Tuesday, March 25, 2014

"Candy Says"

Asymmetrical wood with cameo, broken jewelry, beads, buttons, ephemera. Glass from cocktail glasses, bus shelters, stained glass scraps, cars, windows, bottles. Bring the disparate elements of the cast offs of a city into a cohesive other. Elevating the mundane with gold and silver foil, gold, silver and copper pigment. The yellow is the wall of my studio behind. So many pieces making an intricate, mindful collage.

I really like the silver radiant lines, and the skull bead, which I found in the gutter near my workplace.

 For some damned reason,  I cannot get this image to post right side up, even if I save it upside down. ah well, dig that crazy detail!



Thursday, March 20, 2014

Shining

small fetish boxes with glass items: a glass skull I dug up in SE industrial Portland, under the Hawthorne bridge, gilded in silver in a box lined in '30s silk velvet and a squirrel mandible w/gold pigment painted heart in a simple black box. I posted them a few years back, and I will dig out the ones I never photographed, because they make a great series.

For awhile, I had this set of unpainted pine dolls. They were spooky on their own, but I recalled the antiqued metal angels in cemeteries, and painted them. In a simple black box with gold hinges attached.

I am beginning to branch away from 2-d glass only art more aggressively, but my heart is, as Blondie said, of glass.







"I'm So Glad That You're Gone" (squirrel bones/glass heart in box) 



Hawthorne Skull (skull gilded with silver in velvet lined box)

The Shining: wooden dolls, treated with patina, in black box. 

Tuesday, March 18, 2014

Mardi Gras

New box piece. The reaction to my use of orange in an earlier piece lead me to try the same colors in a cigar box, with Mardi Gras on the mind. Lots of found jewelry/beads/buttons give it the controlled chaos I enjoy so very much.


Monday, March 17, 2014

almost (finished)

This piece was called "almost" because it was almost there, but not quite. I did not want the background to be silver or gold, pigment or foil. I've been crazy about this antiquing paint, and I think the dark, juxtaposed with the monochromatic light, is hot.

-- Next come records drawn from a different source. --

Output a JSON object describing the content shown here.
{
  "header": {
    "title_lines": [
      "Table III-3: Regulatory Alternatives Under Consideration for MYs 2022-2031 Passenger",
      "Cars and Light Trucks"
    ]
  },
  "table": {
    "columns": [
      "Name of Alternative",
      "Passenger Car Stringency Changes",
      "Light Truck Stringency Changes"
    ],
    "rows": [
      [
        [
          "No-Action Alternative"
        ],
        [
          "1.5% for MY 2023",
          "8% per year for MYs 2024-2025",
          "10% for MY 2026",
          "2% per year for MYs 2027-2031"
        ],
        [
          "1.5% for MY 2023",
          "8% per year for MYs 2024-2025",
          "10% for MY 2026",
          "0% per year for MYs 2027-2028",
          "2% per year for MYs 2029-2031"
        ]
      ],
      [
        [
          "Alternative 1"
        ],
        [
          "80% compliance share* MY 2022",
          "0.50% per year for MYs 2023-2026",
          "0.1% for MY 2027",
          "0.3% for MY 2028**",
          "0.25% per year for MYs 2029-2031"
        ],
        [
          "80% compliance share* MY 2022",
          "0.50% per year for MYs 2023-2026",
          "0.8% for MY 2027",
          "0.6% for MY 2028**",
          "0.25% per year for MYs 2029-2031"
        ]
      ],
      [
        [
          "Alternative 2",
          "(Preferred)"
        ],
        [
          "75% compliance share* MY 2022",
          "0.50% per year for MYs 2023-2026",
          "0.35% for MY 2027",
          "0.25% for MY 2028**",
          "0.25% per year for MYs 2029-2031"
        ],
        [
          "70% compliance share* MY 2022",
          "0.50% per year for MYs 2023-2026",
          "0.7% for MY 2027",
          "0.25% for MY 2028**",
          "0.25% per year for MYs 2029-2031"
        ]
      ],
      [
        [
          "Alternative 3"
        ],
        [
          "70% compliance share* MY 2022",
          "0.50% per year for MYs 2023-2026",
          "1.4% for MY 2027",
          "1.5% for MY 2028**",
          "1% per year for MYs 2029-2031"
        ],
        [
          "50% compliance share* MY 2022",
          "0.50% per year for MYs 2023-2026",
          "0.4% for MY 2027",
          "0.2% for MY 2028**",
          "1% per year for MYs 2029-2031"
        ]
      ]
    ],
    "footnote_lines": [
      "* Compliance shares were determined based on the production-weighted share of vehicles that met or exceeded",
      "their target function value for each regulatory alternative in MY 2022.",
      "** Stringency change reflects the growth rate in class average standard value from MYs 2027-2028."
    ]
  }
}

http://ceciliacannon.blogspot.com/2014/01/almost.html (original)


Saturday, March 15, 2014

Boulevard of Broken Glass

There are tons of apartments cropping up like mushrooms on my street. The silver lining is the large amount of free wood, provided you don't mind odd sizes.

I was inspired to start making little buildings, and a village started to form: a house of pearls, both freshwater and vintage, experiments with patina paint, and a horseshoe I found on an afternoon with my work cohort; a silver glass house made of bus shelter glass gilded in silver, a house with bricks of copper foiled glass and a key; a landscape-on-house.

this will be a continuing series. It's the antithesis of those horrid little holiday villages people put under their Christmas trees. 3-D, but only front sides are detailed. Sides are painted or gilded. Sizes vary: 3"-5" x 6"-10"





mango pit beach

I've been producing a lot of new work lately, and have been slow to document it. 

When I lived in Hawaii, on Oahu, there was a beach south of Kailua, around a bend, surrounded with mango trees. It was an isolated, sparsely populated, if at all, local beach, and I spent some delicious afternoons under an umbrella in the sand. Here, in another imageistic piece, I attempt to capture the feeling of the beach I always thought of as "mango pit beach". I left the fruit stones out of the piece.

Green bottle glass, sea glass gilded in gold foil, blue windshield glass, pieces of Japanese fishing floats, stained glass scraps, mirror pieces, sea glass gilded in silver on found wood, painted with gold pigment. Hawaiian seashell.

35 x 35"



Monday, March 10, 2014

Tuesday, March 4, 2014

Sea Urchin (mermaid piece)

What's with the mermaids, anyway? Besides the belief that I am one, my favorite story growing up was Hans Christian Andersen's "The Little Mermaid". No, not the Disney-fied happily after after nonsense, with a wedding and singing crabs, but the dark allegory of his forbidden love for Edvard Collin.

The one where the heroine has the choice: kill her beloved's beloved, and she will be a mortal. Instead, she throws the knife into the sea, her sacrifice making her a daughter of the air. Sacrifice is true love, and my idea of romance.
Sea glass from Hawaii, antique red coral from a broken necklace,windshield glass and a perfect sea urchin.